Just a small project idea for in case anybody is bored: write a small web toy that generates random blog entries in the style of a given blog.

My mental image would be basically to have a form in which the user can paste a URL. What the user should get back is a formatted blog post (maybe even using the right templates), and also html code that they can paste back into their own blogs.

You'll also want to figure out how to retrieve the individual blog posts, perhaps by using a feed-discovery mechanism. The result should be a single post with title, text and maybe even comments. Haskellers, especially newbies, might be particularly interested because it'll give you a chance with the Haskell XML stuff for parsing the RSS, PFP (for the text generation?) and HApps (for the web front-end). Many of the pieces are there. I remember seeing an RSS parser and a random text generator floating about, so it might just be a matter of cobbling things together.

If you're sucessful, you might even kick off one of those memes where people dada their own blogs as a post.


3 comments:

Miles said...

A quick google shows up no Haskell dada code, but it shouldn't be too hard to port/interface to Jamie Zawinski's DadaDodo (exterminate all rational thought!). It's just Markov chains, anyway.

kowey said...

I guess what I had in mind was word bigram based generator by Mikael Johansson. Thanks for the link!

Miles said...

Nifty! I should really read Michi's work/code blog more often.

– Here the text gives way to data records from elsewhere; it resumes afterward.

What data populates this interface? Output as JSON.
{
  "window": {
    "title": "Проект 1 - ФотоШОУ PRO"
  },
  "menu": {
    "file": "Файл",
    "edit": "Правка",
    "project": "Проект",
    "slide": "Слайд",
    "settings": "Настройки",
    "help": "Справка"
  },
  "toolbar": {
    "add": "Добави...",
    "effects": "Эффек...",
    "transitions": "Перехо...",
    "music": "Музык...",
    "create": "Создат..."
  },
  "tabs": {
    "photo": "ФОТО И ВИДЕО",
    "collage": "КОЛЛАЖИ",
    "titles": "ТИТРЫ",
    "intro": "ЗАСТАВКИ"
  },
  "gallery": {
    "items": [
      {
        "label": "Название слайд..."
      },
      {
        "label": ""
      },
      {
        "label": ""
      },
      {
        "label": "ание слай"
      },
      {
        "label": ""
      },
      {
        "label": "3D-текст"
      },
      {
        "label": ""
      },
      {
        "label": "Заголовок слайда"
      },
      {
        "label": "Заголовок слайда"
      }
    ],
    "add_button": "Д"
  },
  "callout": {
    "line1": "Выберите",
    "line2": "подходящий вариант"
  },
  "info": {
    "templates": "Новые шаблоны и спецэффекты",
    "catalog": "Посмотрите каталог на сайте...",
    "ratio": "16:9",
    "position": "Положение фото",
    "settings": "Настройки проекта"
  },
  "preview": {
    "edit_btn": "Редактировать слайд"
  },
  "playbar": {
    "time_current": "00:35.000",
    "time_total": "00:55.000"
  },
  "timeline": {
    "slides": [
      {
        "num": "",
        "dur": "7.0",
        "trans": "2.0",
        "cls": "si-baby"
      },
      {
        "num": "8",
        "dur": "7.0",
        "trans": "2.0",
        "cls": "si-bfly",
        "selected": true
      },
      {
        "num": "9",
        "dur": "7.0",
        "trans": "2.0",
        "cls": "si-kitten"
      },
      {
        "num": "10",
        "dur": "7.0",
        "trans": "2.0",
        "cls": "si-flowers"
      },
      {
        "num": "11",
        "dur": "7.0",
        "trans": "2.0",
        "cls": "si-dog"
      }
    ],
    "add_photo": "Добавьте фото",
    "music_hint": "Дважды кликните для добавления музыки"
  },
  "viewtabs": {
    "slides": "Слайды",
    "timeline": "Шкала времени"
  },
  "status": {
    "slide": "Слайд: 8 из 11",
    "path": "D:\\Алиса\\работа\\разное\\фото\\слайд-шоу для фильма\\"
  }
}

I don't think what he's doing is quite the same, though - if I'm reading Michi's code aright (which I might not be), he takes n/2 randomly-picked bigrams and concatenates them together, whereas I think DadaDodo works by saying "given the current word, what's the probability distribution of the next word?" Markov chains, as I said.

I did some playing around with this stuff a while ago, using a program called NIALL (Non-intelligent algorithmic language learner - can't find it on the web at the moment, alas), and we found that the best results for a reasonable-sized corpus came when you considered the last (two or) three words rather than just the last one. Considering the last four meant that the program would just dump out big chunks of verbatim corpus text. But as JWZ says, the optimum lookback (and thus the memory requirement) probably increases with the size of the corpus.